When she finally came to, hours later, he was who she saw. "What're you doing here?"
"You decided your bike wanted to be friends with my car."
"And landed in a ditch."
"Your dad's on his way."
"Oh, God." she started to cry, small tears turning into huge wracking sobs as the moments passed.
"Hey, hey," he wrapped his arms around her shoulders, pulling her fragile body so he could hold her properly. She clung to him, as if they'd been friends for years rather than a few moments here and there, "the doctors say you're going to be fine. A concussion and a broken arm, that's all. You're fine."
"How could I do this?"
He was about to say something funny about motorbikes being deathtraps until he saw her face. She was despairing, guilty, horrified and ashamed all at once. "What's wrong?" she didn't reply, just kept sobbing into his shoulder, "Kate, what did you do?"

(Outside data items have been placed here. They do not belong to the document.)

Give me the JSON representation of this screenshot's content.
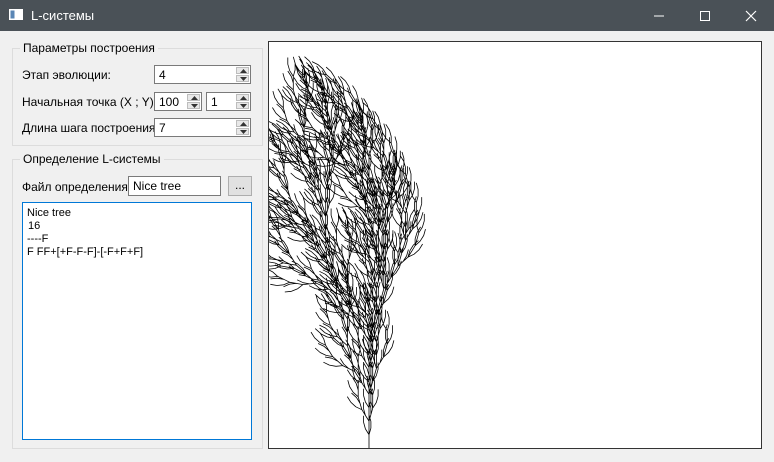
{
  "window": {
    "title": "L-системы",
    "buttons": [
      "minimize-icon",
      "maximize-icon",
      "close-icon"
    ]
  },
  "params": {
    "title": "Параметры построения",
    "evolution_label": "Этап эволюции:",
    "evolution_value": "4",
    "start_label": "Начальная точка (X ; Y):",
    "start_x": "100",
    "start_y": "1",
    "step_label": "Длина шага построения:",
    "step_value": "7"
  },
  "definition": {
    "title": "Определение L-системы",
    "file_label": "Файл определения:",
    "file_value": "Nice tree",
    "browse_label": "...",
    "lines": [
      "Nice tree",
      "16",
      "----F",
      "F FF+[+F-F-F]-[-F+F+F]"
    ]
  },
  "canvas": {
    "content": "L-system tree drawing",
    "stroke_color": "#000000"
  }
}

"It was my mom's funeral. This afternoon. And now he has to see his daughter in a hospital bed and it's my own fault."
"Oh. God, I'm so sorry." she was calming down a little, but he didn't think it was a release from pain. It looked like she was still sobbing wildly inside, and the calm was all pretense. "What happened?"
"She was stabbed. A random mugging gone wrong."
A haggard man, unshaven and a little drunk, appeared in the doorway. "Katie?"
She sniffed, and Rick watched as a wall came up in her eyes, masking the hurt he'd just seen. "Hi, dad."
He was holding her within moments, and Rick moved out of the way. He heard Alexis, bored of the nurse who'd been entertaining her, crying for him and started to move to the door. He was in the doorway when he heard Kate's father behind him.
"You found her?"
"She hit my car." he explained, "frightened my daughter in the process. I called the ambulance."
"And you waited?"
"Of course. I'm a father too, you know. If anyone left my girl in that state…" he broke up, suddenly feeling an echo of what the man must have felt. Wife dead, daughter in the hospital. That he was still breathing and capable of conversation was amazing. "She's going to be fine…"
"Jim." he supplied, "Jim Beckett. I know you, you're Richard Castle, Katie's favourite."
Kate actually looked embarrassed for a moment, before curling back into her father's embrace. Jim's attention turned back to her entirely, and he only looked up once more to Rick, "Thank you."
Rick nodded, and headed out to attend to Alexis.